The mish-mash of Spanish-Celtic folk served up by Xose Manuel Budino at the Fruitmarket on Friday was, joyously, the one in 10. Sometimes gentle, often boisterous, every tune had punch and, for the life of me, I couldn't help but picture some crazy mediterranean carnival travelling from the sunshine of Southern Spain to the hillsides of Co Mayo.

There was even a little blast on the castanets, widening my smile of surprise and enjoyment.

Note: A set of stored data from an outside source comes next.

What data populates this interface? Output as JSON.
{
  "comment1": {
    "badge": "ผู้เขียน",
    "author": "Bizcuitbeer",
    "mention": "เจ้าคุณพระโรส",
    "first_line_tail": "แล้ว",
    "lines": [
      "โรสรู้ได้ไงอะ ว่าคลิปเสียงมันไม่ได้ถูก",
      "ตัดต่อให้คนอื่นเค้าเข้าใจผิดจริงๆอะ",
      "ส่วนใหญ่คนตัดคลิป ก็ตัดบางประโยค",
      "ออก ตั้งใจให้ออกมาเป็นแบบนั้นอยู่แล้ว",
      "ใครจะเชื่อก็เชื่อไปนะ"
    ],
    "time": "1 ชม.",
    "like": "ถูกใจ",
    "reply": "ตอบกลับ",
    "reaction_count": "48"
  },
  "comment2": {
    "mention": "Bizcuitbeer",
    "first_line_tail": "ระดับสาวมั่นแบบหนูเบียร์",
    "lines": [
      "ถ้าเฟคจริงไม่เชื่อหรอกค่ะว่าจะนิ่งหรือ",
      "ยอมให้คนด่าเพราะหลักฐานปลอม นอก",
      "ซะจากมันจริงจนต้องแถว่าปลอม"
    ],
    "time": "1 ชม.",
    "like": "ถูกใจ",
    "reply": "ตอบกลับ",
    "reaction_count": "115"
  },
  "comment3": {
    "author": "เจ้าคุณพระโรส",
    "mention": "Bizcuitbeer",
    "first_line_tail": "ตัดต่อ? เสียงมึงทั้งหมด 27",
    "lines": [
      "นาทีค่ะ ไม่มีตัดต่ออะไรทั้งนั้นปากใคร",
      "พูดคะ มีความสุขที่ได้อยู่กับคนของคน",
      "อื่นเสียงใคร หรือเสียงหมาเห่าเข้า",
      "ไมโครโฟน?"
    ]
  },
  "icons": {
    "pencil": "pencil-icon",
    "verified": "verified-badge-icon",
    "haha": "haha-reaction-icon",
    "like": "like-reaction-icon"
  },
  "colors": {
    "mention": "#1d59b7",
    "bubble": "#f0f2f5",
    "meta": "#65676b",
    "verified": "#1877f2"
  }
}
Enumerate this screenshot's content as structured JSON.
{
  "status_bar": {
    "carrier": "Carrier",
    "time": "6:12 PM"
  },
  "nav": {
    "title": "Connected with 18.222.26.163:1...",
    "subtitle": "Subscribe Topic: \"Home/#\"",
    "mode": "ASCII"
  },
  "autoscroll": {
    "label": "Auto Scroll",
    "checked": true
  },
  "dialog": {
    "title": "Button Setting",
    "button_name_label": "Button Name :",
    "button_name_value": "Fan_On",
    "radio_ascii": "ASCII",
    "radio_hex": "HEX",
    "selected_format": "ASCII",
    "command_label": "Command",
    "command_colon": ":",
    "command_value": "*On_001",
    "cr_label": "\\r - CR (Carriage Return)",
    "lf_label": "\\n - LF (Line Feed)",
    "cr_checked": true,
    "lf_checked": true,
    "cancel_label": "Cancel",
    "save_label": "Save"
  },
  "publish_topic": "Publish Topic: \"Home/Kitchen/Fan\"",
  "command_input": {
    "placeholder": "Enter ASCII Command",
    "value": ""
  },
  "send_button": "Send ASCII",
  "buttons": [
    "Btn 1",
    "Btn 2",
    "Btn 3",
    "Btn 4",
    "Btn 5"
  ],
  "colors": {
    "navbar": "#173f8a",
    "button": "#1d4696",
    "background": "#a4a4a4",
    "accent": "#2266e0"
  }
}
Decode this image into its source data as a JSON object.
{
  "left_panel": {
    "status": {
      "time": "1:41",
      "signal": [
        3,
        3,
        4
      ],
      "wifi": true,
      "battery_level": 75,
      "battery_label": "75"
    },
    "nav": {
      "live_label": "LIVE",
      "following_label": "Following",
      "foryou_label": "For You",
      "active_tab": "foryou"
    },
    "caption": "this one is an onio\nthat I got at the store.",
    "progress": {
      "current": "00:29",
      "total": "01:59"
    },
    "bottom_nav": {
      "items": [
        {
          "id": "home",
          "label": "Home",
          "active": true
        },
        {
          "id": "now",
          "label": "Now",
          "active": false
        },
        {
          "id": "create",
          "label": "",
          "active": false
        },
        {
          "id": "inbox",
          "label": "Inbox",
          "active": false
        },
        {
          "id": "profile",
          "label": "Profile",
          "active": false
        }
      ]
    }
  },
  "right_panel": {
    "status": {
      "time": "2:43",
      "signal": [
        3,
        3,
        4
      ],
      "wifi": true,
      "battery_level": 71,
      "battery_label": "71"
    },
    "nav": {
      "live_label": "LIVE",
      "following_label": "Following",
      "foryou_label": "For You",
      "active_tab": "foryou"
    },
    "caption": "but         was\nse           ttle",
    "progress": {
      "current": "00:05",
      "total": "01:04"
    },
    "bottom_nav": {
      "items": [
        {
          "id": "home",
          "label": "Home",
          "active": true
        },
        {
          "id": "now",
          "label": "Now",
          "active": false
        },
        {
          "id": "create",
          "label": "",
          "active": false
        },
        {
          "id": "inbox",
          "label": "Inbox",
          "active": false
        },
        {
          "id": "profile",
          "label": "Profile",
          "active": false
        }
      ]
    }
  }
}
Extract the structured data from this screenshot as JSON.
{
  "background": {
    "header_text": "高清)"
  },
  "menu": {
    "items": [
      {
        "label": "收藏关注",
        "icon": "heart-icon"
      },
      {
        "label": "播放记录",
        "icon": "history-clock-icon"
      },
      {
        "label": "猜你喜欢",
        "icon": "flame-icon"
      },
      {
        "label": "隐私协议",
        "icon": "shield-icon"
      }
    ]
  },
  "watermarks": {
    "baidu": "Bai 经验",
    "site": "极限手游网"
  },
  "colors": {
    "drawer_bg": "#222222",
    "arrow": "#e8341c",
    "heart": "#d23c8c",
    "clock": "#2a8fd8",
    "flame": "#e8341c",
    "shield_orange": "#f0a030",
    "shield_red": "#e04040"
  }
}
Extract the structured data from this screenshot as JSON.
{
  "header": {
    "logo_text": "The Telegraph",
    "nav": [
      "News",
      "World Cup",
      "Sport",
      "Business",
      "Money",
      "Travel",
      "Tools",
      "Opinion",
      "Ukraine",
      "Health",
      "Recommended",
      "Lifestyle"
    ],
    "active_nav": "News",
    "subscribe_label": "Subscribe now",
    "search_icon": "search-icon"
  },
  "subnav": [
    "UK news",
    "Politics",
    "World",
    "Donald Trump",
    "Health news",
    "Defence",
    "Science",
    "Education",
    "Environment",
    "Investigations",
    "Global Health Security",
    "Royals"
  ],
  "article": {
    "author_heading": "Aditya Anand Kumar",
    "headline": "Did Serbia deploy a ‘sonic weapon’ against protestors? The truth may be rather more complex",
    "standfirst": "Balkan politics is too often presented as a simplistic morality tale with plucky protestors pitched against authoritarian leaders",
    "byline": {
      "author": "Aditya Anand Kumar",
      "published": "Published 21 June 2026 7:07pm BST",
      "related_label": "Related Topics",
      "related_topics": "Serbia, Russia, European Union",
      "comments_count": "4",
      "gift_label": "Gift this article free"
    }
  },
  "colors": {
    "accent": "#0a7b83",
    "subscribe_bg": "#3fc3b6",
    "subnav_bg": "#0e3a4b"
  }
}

With the stage nice and toasty, Senor Budino made way for Senor Bennett. I had the pleasure of experiencing Martyn Bennett at Celtic Connections last year and I was eager to discover how far his unique blend of folk and dance had evolved. Unfortunately, I got the distinct impression that 12 months had changed nothing, even down to the set list. The drum tracks, ranging from plodding Dr Who to frantic drum'n'bass, are still raw and the cyclic riffing of pipe and fiddle remains hypnotic but a little polish would have gone a long way. Where are the raging crescendos? Where are the calmer, mellow numbers to allow panting dancers to catch their breath? Having said all that there is no denying that Martyn is exciting. When riff and drum come together it really rocks the rafters and an audience can't help but dance. The musicianship is exemplary and Martyn's scat singing is intriguing. With a little

hard work Martyn Bennett could be the hero of the folk frontier. I'll be back next year for an update.